Tensorflow has some docs for subclassing (tf) Keras Model and Layer.

However, it is unclear which to use for "modules" or "blocks" (e.g. several layers collectively).

Since it is technically several layers, I feel that subclassing Layer would be deceiving, and while subclassing Model works, I am unsure if there are any negative penalties for doing so.

e.g.

x = inputs
a = self.dense_1(x) # <--- self.dense_1 = tf.keras.Dense(...)
b = self.dense_2(a)
c = self.add([x, b])

which is appropriate to use?


Solution 1:

(Please note that this answer is old, later, Keras changed to allow and use subclassing regularly)

Initially, there is no need to sublass anything with Keras. Unless you have a particular reason for that (which is not building, training, predicting), you don't subclass for Keras.

Buiding a Keras model:

Either using Sequential (the model is ready already, just add layers), or using Model (create a graph with layers and finally call Model(inputs, outputs)), you don't need to subclass.

The moment you create an instance of Sequential or Model, you have a fully defined model, ready to use in all situations.

This model can even be used as parts of other models, its layers can be easily accessed to get intermetiate outputs and create new branches in your graph.

So, I don't see any reason at all to subclass Model, unless you are using some additional framework that would require this (but I don't think so). This seems to be something from PyTorch users (because this kind of model building is typical for PyTorch, create a subclass for Module and add layers and a call method). But Pytorch doesn't offer the same ease as Keras does for getting intermediate results.

The main advantage of using Keras is exactly this: you can easily access layers from blocks and models and instantly start branching from that point without needing to rebuild any call methods or adding any extra code for that in the models. So, when you subclass Model, you just defeat the purpose of Keras making it all more difficult.

The docs you mentioned say:

Model subclassing is particularly useful when eager execution is enabled since the forward pass can be written imperatively.

I don't really understand what "imperatively" means, and I don't see how it would be easier than just building a model with regular layers.

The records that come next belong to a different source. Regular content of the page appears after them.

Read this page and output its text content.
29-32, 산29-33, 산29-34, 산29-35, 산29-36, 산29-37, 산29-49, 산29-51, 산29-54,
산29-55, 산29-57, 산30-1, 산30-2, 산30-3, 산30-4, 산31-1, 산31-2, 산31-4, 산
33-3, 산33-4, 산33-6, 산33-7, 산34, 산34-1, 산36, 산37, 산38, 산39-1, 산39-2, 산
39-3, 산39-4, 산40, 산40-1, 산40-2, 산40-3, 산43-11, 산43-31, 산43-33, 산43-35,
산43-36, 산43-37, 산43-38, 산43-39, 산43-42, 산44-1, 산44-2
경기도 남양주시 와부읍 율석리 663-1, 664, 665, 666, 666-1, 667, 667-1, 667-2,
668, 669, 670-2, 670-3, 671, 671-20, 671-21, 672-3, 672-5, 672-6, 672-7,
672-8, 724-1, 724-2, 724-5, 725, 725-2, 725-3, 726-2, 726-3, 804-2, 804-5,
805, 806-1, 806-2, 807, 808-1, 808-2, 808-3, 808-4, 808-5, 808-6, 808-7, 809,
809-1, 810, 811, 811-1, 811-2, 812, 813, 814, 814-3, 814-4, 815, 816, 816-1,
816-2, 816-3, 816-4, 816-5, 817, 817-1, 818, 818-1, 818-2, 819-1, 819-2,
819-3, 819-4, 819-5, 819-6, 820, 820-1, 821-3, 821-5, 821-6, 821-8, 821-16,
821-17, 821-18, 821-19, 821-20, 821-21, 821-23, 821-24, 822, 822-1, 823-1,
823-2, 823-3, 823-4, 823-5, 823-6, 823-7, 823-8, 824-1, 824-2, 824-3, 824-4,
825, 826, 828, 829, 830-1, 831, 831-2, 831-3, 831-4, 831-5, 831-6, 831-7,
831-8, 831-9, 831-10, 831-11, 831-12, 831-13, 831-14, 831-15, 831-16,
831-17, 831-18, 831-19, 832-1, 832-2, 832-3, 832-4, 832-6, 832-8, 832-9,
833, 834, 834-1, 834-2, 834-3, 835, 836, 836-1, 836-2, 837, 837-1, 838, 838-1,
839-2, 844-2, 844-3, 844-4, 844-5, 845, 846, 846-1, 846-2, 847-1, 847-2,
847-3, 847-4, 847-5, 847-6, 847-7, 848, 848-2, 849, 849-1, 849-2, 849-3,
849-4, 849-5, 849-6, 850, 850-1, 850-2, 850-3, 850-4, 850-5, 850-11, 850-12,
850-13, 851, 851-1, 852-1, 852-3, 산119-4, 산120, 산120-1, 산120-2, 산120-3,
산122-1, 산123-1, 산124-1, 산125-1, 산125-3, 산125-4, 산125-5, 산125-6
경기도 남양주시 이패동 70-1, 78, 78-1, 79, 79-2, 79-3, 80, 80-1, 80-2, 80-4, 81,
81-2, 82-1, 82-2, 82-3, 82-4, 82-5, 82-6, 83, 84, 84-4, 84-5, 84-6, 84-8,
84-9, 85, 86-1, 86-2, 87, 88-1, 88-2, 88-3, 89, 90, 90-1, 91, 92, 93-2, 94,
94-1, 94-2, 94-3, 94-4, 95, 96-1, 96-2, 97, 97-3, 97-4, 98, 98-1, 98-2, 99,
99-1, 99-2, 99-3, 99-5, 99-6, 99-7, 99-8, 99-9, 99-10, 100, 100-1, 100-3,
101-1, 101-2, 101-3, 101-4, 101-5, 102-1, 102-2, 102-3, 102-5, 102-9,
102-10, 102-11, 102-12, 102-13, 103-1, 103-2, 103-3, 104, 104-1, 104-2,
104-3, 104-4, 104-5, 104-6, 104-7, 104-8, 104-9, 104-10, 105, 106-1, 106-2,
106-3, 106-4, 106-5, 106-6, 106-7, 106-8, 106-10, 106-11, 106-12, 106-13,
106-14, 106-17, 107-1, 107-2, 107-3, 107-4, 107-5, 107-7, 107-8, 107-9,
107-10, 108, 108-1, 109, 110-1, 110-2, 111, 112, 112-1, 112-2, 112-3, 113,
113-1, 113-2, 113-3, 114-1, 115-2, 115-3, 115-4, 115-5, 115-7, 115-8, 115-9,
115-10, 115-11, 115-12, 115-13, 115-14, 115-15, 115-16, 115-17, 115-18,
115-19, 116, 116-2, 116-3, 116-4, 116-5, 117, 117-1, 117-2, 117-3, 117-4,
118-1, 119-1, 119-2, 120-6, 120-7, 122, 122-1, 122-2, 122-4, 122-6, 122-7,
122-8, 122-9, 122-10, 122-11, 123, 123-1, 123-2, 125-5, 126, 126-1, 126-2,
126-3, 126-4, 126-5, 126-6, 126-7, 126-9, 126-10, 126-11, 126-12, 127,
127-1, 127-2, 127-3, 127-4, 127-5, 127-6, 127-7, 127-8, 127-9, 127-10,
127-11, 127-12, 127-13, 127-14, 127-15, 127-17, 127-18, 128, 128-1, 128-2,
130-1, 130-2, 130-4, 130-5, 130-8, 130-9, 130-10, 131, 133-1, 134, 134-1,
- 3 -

Another quote from the docs:

Key Point: Use the right API for the job. While model subclassing offers flexibility, it comes at a cost of greater complexity and more opportunities for user errors. If possible, prefer the functional API.

Well... it's always possible.

Subclassing layers

Here, there may be good reasons to do so. And these reasons are:

  • You want a layer that performs custom calculations that are not available with regular layers
  • This layer must have persistent weights.

If you don't need "both" things above, you don't need to subclass a layer. If you just want "custom calculations" without weights, a Lambda layer is enough.